I am not one who goes for the hype. I test our tweaks before buying them. As to my equipment, I have custom built 22 year old amps, pre-amp and phono pre-amp. My speakers are 28 years old. My modified SME IV is 33 years old. My VPI TNT VI is 16 years old. Yet I still purchased a new SUT last year, Zesto Allesso and a new digital cable, SR Atmosphere Euphoria. So, I have a higher end system as an audiophile but am not into changing equipment without a significant improvement.
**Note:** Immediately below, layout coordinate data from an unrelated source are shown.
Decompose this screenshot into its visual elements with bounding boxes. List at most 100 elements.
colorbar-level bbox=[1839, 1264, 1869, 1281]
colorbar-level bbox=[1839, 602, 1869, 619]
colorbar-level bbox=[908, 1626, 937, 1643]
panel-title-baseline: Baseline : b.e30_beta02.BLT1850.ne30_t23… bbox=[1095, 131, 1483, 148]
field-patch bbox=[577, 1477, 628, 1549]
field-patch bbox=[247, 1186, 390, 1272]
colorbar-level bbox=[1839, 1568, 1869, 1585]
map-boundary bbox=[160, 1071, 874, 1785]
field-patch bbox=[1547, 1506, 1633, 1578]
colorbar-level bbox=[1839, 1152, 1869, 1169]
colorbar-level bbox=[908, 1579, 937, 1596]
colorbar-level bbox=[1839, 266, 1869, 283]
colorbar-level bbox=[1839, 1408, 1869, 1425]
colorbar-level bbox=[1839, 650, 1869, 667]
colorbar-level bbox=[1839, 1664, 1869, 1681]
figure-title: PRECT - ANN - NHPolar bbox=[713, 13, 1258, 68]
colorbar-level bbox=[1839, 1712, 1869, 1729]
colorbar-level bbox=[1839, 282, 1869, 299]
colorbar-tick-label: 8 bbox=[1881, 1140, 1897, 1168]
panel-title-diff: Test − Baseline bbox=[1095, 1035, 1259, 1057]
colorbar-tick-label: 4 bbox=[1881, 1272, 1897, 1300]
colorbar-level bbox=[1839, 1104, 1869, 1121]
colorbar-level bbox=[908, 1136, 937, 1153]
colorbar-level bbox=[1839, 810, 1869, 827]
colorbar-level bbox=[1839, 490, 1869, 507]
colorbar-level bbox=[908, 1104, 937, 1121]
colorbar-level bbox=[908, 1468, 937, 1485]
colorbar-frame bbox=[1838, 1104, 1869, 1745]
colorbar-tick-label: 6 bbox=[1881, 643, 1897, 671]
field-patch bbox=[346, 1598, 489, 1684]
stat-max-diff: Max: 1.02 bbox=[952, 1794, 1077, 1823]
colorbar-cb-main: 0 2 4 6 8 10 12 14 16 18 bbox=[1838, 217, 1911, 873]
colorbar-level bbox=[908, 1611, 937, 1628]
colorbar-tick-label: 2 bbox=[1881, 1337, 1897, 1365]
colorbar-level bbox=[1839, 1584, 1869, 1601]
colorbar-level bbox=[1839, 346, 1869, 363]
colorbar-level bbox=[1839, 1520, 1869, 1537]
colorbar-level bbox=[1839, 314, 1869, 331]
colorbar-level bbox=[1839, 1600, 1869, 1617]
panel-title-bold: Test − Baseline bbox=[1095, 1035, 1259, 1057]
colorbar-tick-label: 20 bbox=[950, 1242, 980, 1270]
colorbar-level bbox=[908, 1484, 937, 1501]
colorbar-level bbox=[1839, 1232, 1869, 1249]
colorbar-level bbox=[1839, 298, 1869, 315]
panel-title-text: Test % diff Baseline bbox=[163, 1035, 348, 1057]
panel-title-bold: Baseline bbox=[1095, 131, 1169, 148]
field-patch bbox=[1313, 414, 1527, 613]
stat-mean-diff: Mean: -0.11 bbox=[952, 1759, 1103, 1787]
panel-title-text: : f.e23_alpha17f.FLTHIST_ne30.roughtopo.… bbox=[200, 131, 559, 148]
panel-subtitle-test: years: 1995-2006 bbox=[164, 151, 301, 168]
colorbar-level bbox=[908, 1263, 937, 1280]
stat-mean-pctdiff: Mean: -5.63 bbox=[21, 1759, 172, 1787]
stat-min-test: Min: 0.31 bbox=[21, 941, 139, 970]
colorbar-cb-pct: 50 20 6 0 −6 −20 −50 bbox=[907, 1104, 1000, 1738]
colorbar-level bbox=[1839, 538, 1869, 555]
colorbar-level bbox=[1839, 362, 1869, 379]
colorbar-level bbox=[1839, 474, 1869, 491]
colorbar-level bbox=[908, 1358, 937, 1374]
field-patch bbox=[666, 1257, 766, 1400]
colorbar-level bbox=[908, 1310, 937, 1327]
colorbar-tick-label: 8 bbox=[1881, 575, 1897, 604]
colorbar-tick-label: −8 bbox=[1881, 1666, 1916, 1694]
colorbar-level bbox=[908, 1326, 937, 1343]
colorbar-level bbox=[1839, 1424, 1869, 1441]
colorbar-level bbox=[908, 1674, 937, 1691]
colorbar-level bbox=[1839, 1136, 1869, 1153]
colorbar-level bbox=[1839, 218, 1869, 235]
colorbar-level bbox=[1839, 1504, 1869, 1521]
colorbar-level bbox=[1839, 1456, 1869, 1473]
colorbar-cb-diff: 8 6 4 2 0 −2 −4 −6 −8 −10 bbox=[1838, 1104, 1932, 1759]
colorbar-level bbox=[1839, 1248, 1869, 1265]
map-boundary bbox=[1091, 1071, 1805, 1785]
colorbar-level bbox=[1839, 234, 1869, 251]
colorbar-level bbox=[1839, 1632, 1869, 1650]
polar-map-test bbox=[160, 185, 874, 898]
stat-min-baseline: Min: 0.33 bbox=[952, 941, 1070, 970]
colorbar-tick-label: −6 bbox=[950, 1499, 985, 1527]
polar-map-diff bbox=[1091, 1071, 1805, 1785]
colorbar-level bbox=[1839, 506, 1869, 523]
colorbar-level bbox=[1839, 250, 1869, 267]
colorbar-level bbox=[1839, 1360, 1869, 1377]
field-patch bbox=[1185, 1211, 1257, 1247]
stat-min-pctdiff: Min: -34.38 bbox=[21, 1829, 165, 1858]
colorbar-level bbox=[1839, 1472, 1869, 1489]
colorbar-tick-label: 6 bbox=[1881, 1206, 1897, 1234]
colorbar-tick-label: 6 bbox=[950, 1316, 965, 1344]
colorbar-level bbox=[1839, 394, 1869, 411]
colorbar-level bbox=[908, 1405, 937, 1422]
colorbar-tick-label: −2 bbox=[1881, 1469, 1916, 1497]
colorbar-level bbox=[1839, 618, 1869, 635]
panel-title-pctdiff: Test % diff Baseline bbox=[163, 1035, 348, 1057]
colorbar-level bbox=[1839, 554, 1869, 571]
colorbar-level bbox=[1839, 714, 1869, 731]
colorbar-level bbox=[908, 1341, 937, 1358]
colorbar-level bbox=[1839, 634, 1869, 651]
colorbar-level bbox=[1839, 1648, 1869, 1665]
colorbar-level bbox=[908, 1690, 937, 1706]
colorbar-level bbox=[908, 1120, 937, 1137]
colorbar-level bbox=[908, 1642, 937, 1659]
As to flat frequency speaker response, I think there is a problem with that statement. One needs a neutral speaker to start with. The better and best speakers have off axis results in a room which tend to boost bass and roll off highs. Reviews of high end speakers show this. Speakers are not heard both on axis in pairs but in a central location in a room. I am not explaining this sufficiently accurately but the gist is that listeners receive a sound like the Fletcher-Munson curve and not a truly linear, flat frequency response. "We are not equally sensitive to sounds of all frequencies so perceived loudness of a tone in fact depends on frequency as well as intensity. Two sounds can have the same physical sound pressure levels but if they are of different frequencies, they are often perceived as having different loudness."
Certainly, every listener has a preference and mostly different preferences for the sound they prefer. That's another reason why there are so many choices in audio equipment. Equipment though, should maintain consistent, neutral character unless the designer wants a colored, less faithful to the recording/mastering engineer reproduction. That's the purpose of neutrality.